In this article, we will look at the anatomy of the vagina – its structure, innervation, vascular and lymphatic supply.
The vagina is closely related to many of the organs in the pelvic region:
- Anterior to the vagina is the bladder and urethra.
- Posterior to the vagina is the rectum and anus.
- Laterally located are the ureters and uterine arteries.
Clinical Relevance: Vaginal (Obstetric) Fistulae
A vaginal fistula is an open communication between the vagina and one of the adjacent pelvic organs.
It typically occurs as a result of prolonged labour, where a Caesarean section is not available. It is seen as a disease of poverty. As the fetus slowly progresses down the vaginal wall, it exerts pressure which limits the blood supply and results in necrosis.
There are three main types of vaginal fistulae:
- Vesicovaginal – Between the vagina and the bladder. Urine enters the vagina constantly.
- Urethrovaginal – Between the vagina and the urethra. Urine only enters the vagina during urination.
- Rectovaginal – Between the vagina the rectum. Fecal matter can enter the vagina.
The vagina is composed of 4 histological layers (internal to external):
- Stratified squamous epithelium – this layer provides protection and is lubricated by cervical mucus (the vagina itself does not contain any glands).
- Oestrogen stimulates the epithelial cells to secrete glycogen. The glycogen is digested by the natural flora of the vagina to produce lactic acid, and maintain a low vaginal pH of ~4.5. This prevents infection by other organisms.
- Elastic lamina propria – a dense connective tissue layer which projects papillae into the overlying epithelium. The larger veins are located here.
- Together, the lamina propria and epithelium comprise the vaginal mucosa.
- Fibromuscular layer – comprising two layers of smooth muscle; an inner circular and an outer longitudinal layer.

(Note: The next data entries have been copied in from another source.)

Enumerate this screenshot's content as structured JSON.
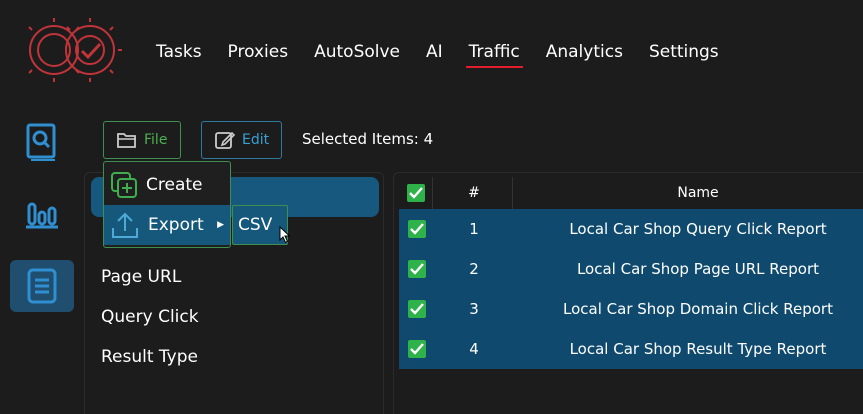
{
  "nav": {
    "items": [
      "Tasks",
      "Proxies",
      "AutoSolve",
      "AI",
      "Traffic",
      "Analytics",
      "Settings"
    ],
    "active": "Traffic"
  },
  "sidebar": {
    "icons": [
      "search-report-icon",
      "bar-chart-icon",
      "document-icon"
    ],
    "active": "document-icon"
  },
  "toolbar": {
    "file_label": "File",
    "edit_label": "Edit",
    "selected_text": "Selected Items: 4"
  },
  "file_menu": {
    "create_label": "Create",
    "export_label": "Export",
    "csv_label": "CSV"
  },
  "left_list": {
    "items": [
      "Page URL",
      "Query Click",
      "Result Type"
    ]
  },
  "table": {
    "columns": [
      "#",
      "Name"
    ],
    "rows": [
      {
        "num": "1",
        "name": "Local Car Shop Query Click Report"
      },
      {
        "num": "2",
        "name": "Local Car Shop Page URL Report"
      },
      {
        "num": "3",
        "name": "Local Car Shop Domain Click Report"
      },
      {
        "num": "4",
        "name": "Local Car Shop Result Type Report"
      }
    ]
  },
  "colors": {
    "accent_blue": "#15587c",
    "active_underline": "#e11d2b",
    "check_green": "#2fb24a",
    "logo_red": "#c0343a"
  }
}
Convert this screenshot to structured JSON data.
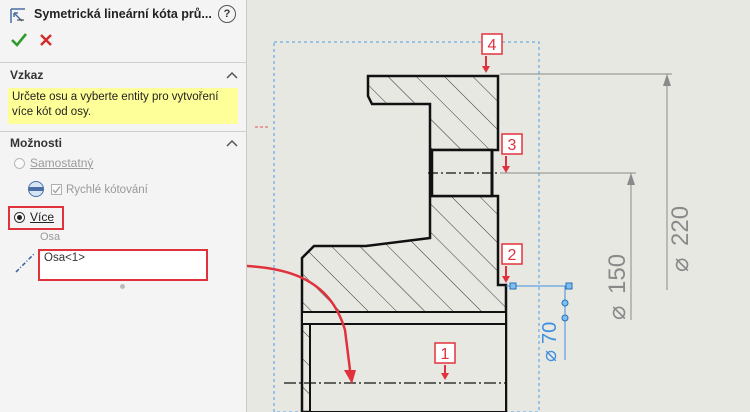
{
  "panel": {
    "title": "Symetrická lineární kóta prů...",
    "help_glyph": "?",
    "sections": {
      "message": {
        "heading": "Vzkaz",
        "text_line1": "Určete osu a vyberte entity pro vytvoření",
        "text_line2": "více kót od osy."
      },
      "options": {
        "heading": "Možnosti",
        "standalone_label": "Samostatný",
        "quick_dim_label": "Rychlé kótování",
        "multiple_label": "Více",
        "axis_label": "Osa",
        "axis_value": "Osa<1>"
      }
    }
  },
  "drawing": {
    "dimensions": {
      "d220": "220",
      "d150": "150",
      "d70": "70",
      "diameter_symbol": "⌀"
    },
    "markers": [
      "4",
      "3",
      "2",
      "1"
    ]
  },
  "colors": {
    "accent_red": "#e0323c",
    "ok_green": "#2e9b2e",
    "cancel_red": "#d42a2a",
    "dim_blue": "#3f8fe0",
    "dim_gray": "#8a8a8a",
    "message_bg": "#ffff99"
  },
  "icons": {
    "title": "symmetric-linear-dimension-icon",
    "help": "help-icon",
    "ok": "ok-check-icon",
    "cancel": "cancel-x-icon",
    "collapse": "chevron-up-icon",
    "quick_dim": "quick-dimension-icon",
    "axis": "axis-icon"
  }
}
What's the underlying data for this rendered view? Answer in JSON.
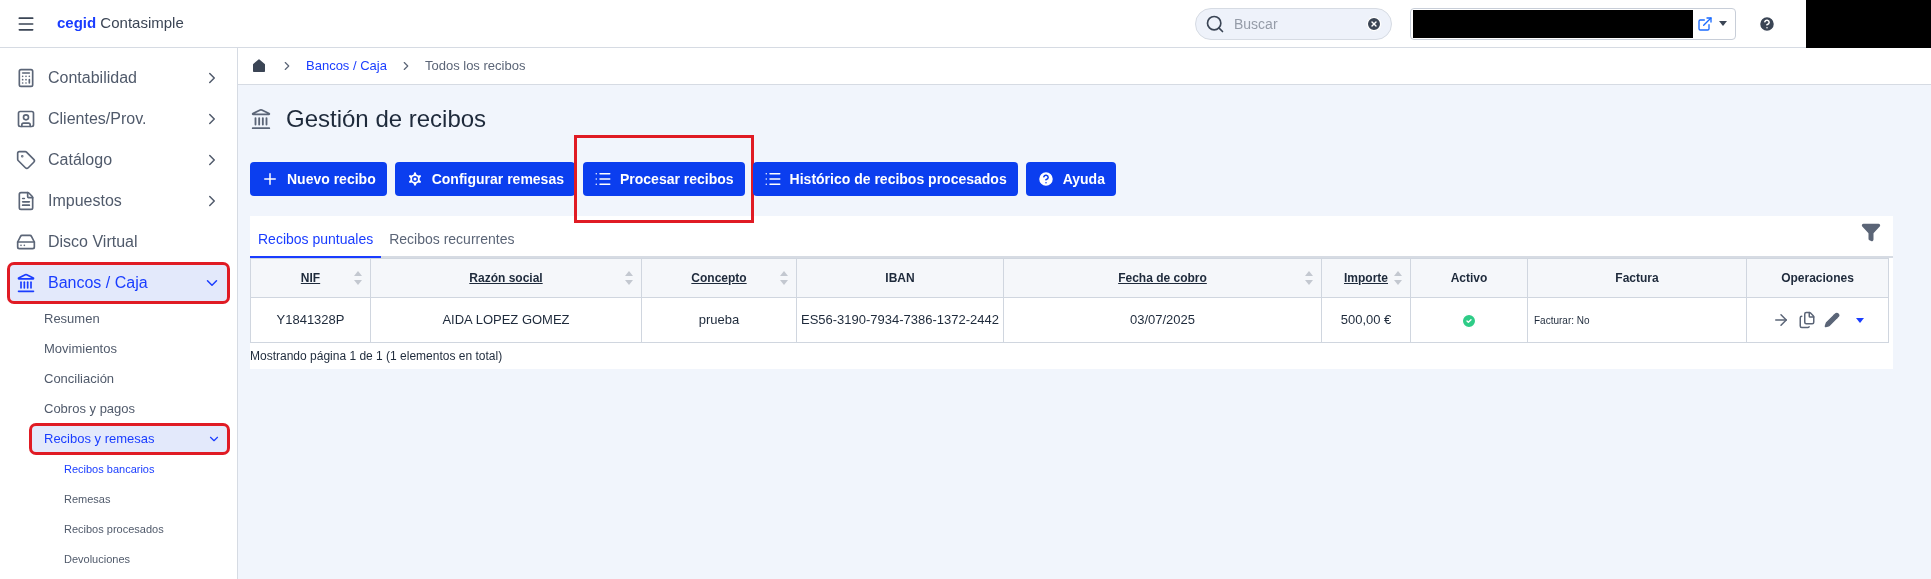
{
  "header": {
    "logo_brand": "cegid",
    "logo_product": "Contasimple",
    "search": {
      "placeholder": "Buscar"
    }
  },
  "sidebar": {
    "items": [
      {
        "label": "Contabilidad",
        "expandable": true,
        "expanded": false,
        "selected": false,
        "highlighted": false
      },
      {
        "label": "Clientes/Prov.",
        "expandable": true,
        "expanded": false,
        "selected": false,
        "highlighted": false
      },
      {
        "label": "Catálogo",
        "expandable": true,
        "expanded": false,
        "selected": false,
        "highlighted": false
      },
      {
        "label": "Impuestos",
        "expandable": true,
        "expanded": false,
        "selected": false,
        "highlighted": false
      },
      {
        "label": "Disco Virtual",
        "expandable": false,
        "selected": false,
        "highlighted": false
      },
      {
        "label": "Bancos / Caja",
        "expandable": true,
        "expanded": true,
        "selected": true,
        "highlighted": true,
        "children": [
          {
            "label": "Resumen",
            "selected": false,
            "highlighted": false
          },
          {
            "label": "Movimientos",
            "selected": false,
            "highlighted": false
          },
          {
            "label": "Conciliación",
            "selected": false,
            "highlighted": false
          },
          {
            "label": "Cobros y pagos",
            "selected": false,
            "highlighted": false
          },
          {
            "label": "Recibos y remesas",
            "selected": true,
            "expanded": true,
            "highlighted": true,
            "children": [
              {
                "label": "Recibos bancarios",
                "selected": true
              },
              {
                "label": "Remesas",
                "selected": false
              },
              {
                "label": "Recibos procesados",
                "selected": false
              },
              {
                "label": "Devoluciones",
                "selected": false
              }
            ]
          }
        ]
      }
    ]
  },
  "breadcrumb": [
    "Bancos / Caja",
    "Todos los recibos"
  ],
  "page_title": "Gestión de recibos",
  "actions": [
    {
      "label": "Nuevo recibo",
      "highlighted": false
    },
    {
      "label": "Configurar remesas",
      "highlighted": false
    },
    {
      "label": "Procesar recibos",
      "highlighted": true
    },
    {
      "label": "Histórico de recibos procesados",
      "highlighted": false
    },
    {
      "label": "Ayuda",
      "highlighted": false
    }
  ],
  "tabs": [
    {
      "label": "Recibos puntuales",
      "selected": true
    },
    {
      "label": "Recibos recurrentes",
      "selected": false
    }
  ],
  "table": {
    "columns": [
      {
        "label": "NIF",
        "sortable": true
      },
      {
        "label": "Razón social",
        "sortable": true
      },
      {
        "label": "Concepto",
        "sortable": true
      },
      {
        "label": "IBAN",
        "sortable": false
      },
      {
        "label": "Fecha de cobro",
        "sortable": true
      },
      {
        "label": "Importe",
        "sortable": true
      },
      {
        "label": "Activo",
        "sortable": false
      },
      {
        "label": "Factura",
        "sortable": false
      },
      {
        "label": "Operaciones",
        "sortable": false
      }
    ],
    "rows": [
      {
        "nif": "Y1841328P",
        "razon_social": "AIDA LOPEZ GOMEZ",
        "concepto": "prueba",
        "iban": "ES56-3190-7934-7386-1372-2442",
        "fecha_de_cobro": "03/07/2025",
        "importe": "500,00 €",
        "activo": true,
        "factura": "Facturar: No"
      }
    ]
  },
  "pagination": "Mostrando página 1 de 1 (1 elementos en total)"
}
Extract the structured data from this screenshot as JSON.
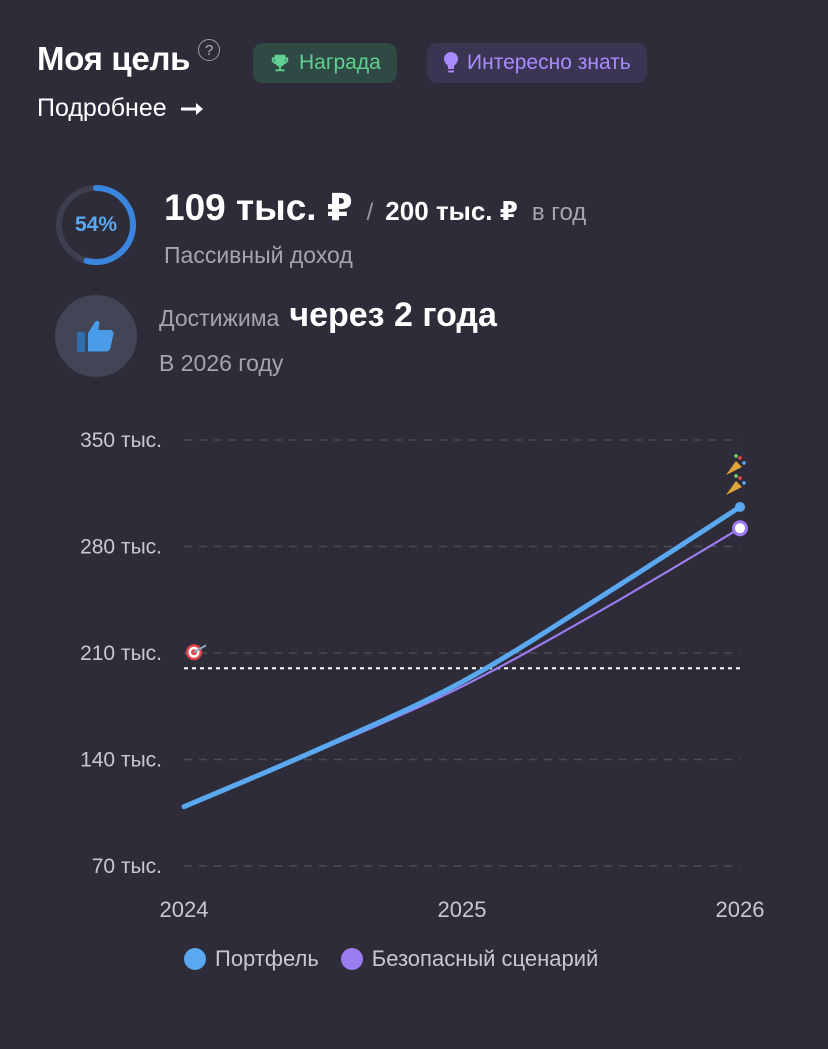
{
  "header": {
    "title": "Моя цель",
    "help_symbol": "?",
    "award_chip": "Награда",
    "info_chip": "Интересно знать",
    "more_link": "Подробнее",
    "icons": {
      "help": "question-circle-icon",
      "award": "trophy-icon",
      "info": "lightbulb-icon",
      "arrow": "arrow-right-icon"
    }
  },
  "goal": {
    "progress_pct": 54,
    "progress_label": "54%",
    "current_amount": "109 тыс. ₽",
    "separator": "/",
    "target_amount": "200 тыс. ₽",
    "period": "в год",
    "subtitle": "Пассивный доход"
  },
  "reach": {
    "label": "Достижима",
    "value": "через 2 года",
    "subtitle": "В 2026 году",
    "icon": "thumbs-up-icon"
  },
  "colors": {
    "background": "#2d2c38",
    "portfolio": "#5aa8f0",
    "safe": "#9b7cf0",
    "progress": "#3a86df",
    "award_text": "#5fd08f",
    "info_text": "#a98bff"
  },
  "chart_data": {
    "type": "line",
    "x": [
      2024,
      2025,
      2026
    ],
    "x_tick_labels": [
      "2024",
      "2025",
      "2026"
    ],
    "y_ticks": [
      70000,
      140000,
      210000,
      280000,
      350000
    ],
    "y_tick_labels": [
      "70 тыс.",
      "140 тыс.",
      "210 тыс.",
      "280 тыс.",
      "350 тыс."
    ],
    "ylim": [
      70000,
      350000
    ],
    "goal_value": 200000,
    "goal_icon": "target-icon",
    "end_icon": "party-popper-icon",
    "series": [
      {
        "name": "Портфель",
        "x": [
          2024,
          2024.5,
          2025,
          2025.5,
          2026
        ],
        "values": [
          109000,
          148000,
          191000,
          247000,
          306000
        ],
        "color": "#5aa8f0"
      },
      {
        "name": "Безопасный сценарий",
        "x": [
          2024,
          2024.5,
          2025,
          2025.5,
          2026
        ],
        "values": [
          109000,
          147000,
          188000,
          238000,
          292000
        ],
        "color": "#9b7cf0"
      }
    ],
    "grid": true,
    "legend_position": "bottom"
  }
}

- Adventitia – a fibrous layer, which provides additional strength to the vagina whilst also binding it to surrounding structures.
Clinical Relevance: Vaginal Candidiasis
Vaginal candidiasis refers to a yeast infection of the vagina. The most common organism is Candida albicans – responsible for approximately 90% of infections. It typically occurs when the natural bacterial flora of the vagina is disrupted – e.g. patients on antibiotic therapy.
Common clinical features of vaginal candidiasis include itching, soreness and a white ‘cheesy’ discharge. It is usually treated with topical, intravaginal or oral antifungals.
Vascular Supply and Lymphatics
Arterial supply to the vagina is via the uterine and vaginal arteries; both branches of the internal iliac artery.
Venous return is by the vaginal venous plexus, which drains into the internal iliac veins via the uterine vein.
Lymphatic drainage is via the iliac and superficial inguinal lymph nodes.
The parasympathetic and sympathetic nerves supplying the vagina are derived from the uterovaginal nerve plexus. The uterovaginal plexus lies in the base of the broad ligament, either side of the supravaginal part of the cervix.
The inferior fibres from the uterovaginal plexus supply the superior part of the vagina. These are derived from the inferior hypogastic plexus and the pelvic splanchnic nerves.
The inferior part of the vagina is innervated by a branch of the pudendal nerve called the deep perineal nerve.